Les appréhensions de la Jordanie face à l’expansion de l’Iran dans la région ne sont pas nouvelles. Le roi Abdallah avait mis en garde dès 2004 contre l’émergence d’un « Croissant chiite », un continuum territorial allant de l’Iran à l’Irak et de la Syrie au Liban.

Dans une tentative visant à empêcher la consolidation de la présence de ces forces à la frontière jordanienne, la Jordanie et les Etats-Unis ont tenu ces derniers mois des pourparlers intensifs avec la Russie, alliée du régime syrien, afin de délimiter une zone de désescalade au sud de la Syrie, comme celles qui ont été créées dans le cadre des pourparlers d’Astana, parrainés par la Russie, l’Iran et la Turquie. En juillet 2017, un accord de cessez-le-feu a été signé à Amman sous l’égide de la Jordanie, des Etats-Unis et de la Russie. Cela avait conduit, le 8 novembre 2017, à la signature d’un mémorandum de principes par les trois pays, portant sur la création d’une zone de désescalade au sud de la Syrie.

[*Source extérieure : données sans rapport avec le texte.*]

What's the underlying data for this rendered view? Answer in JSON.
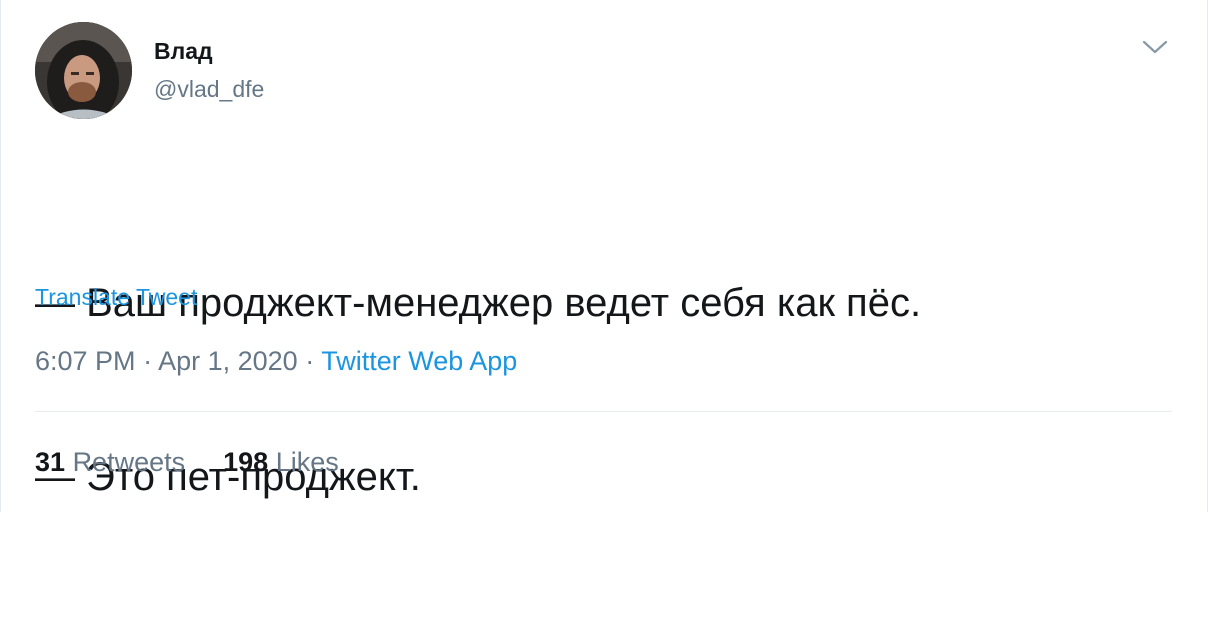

Il apparaît cependant que ce mémorandum de principes n’a pas réussi à dissiper les craintes de la Jordanie. Les détails du mémorandum n’ont pas été entièrement divulgués,[2] mais des désaccords importants sont apparus entre les signataires les jours suivant sa signature, notamment concernant la présence de forces pro-iraniennes. Le quotidien jordanien Al-Ghad a rapporté que « dans le nouveau mémorandum de principes, les parties syriennes – à savoir le régime et l’opposition au sud de la Syrie, ont [toutes deux] plaidé pour le départ des organisations et milices étrangères des territoires sous leur contrôle ».[3] Mais des officiels russes, dirigés par le ministre des Affaires étrangères Sergei Lavrov, ont affirmé que la Russie n’avait signé aucune clause exigeant le départ de la Syrie des forces affiliées à l’Iran.[4]

En outre, au cours des derniers jours, des médias arabes et étrangers ont rapporté que l’Iran consolidait effectivement sa présence au sud de la Syrie. Selon ces informations, la Brigade 313, force créée dans la zone d’Izra, à 30 km de la frontière jordanienne, est constituée de combattants syriens mais placée sous le commandement direct du Corps des Gardiens de la Révolution islamique (CGRI).[5] Il a également été signalé que l’Iran avait installé une base militaire dans la région d’Al-Kiswa, à 13 km au sud de Damas.[6]

Suite à cette évolution de la situation, des articles dernièrement parus dans la presse jordanienne expriment l’appréhension face à la présence iranienne au sud de la Syrie, appelant même à l’empêcher par des moyens militaires. Certains ont conseillé de ne pas compter sur le mémorandum de principes et sur la zone de désescalade. Un article du quotidien gouvernemental Al-Rai a reproché aux Etats-Unis de ne rien faire pour contrecarrer l’expansion de l’Iran dans la région.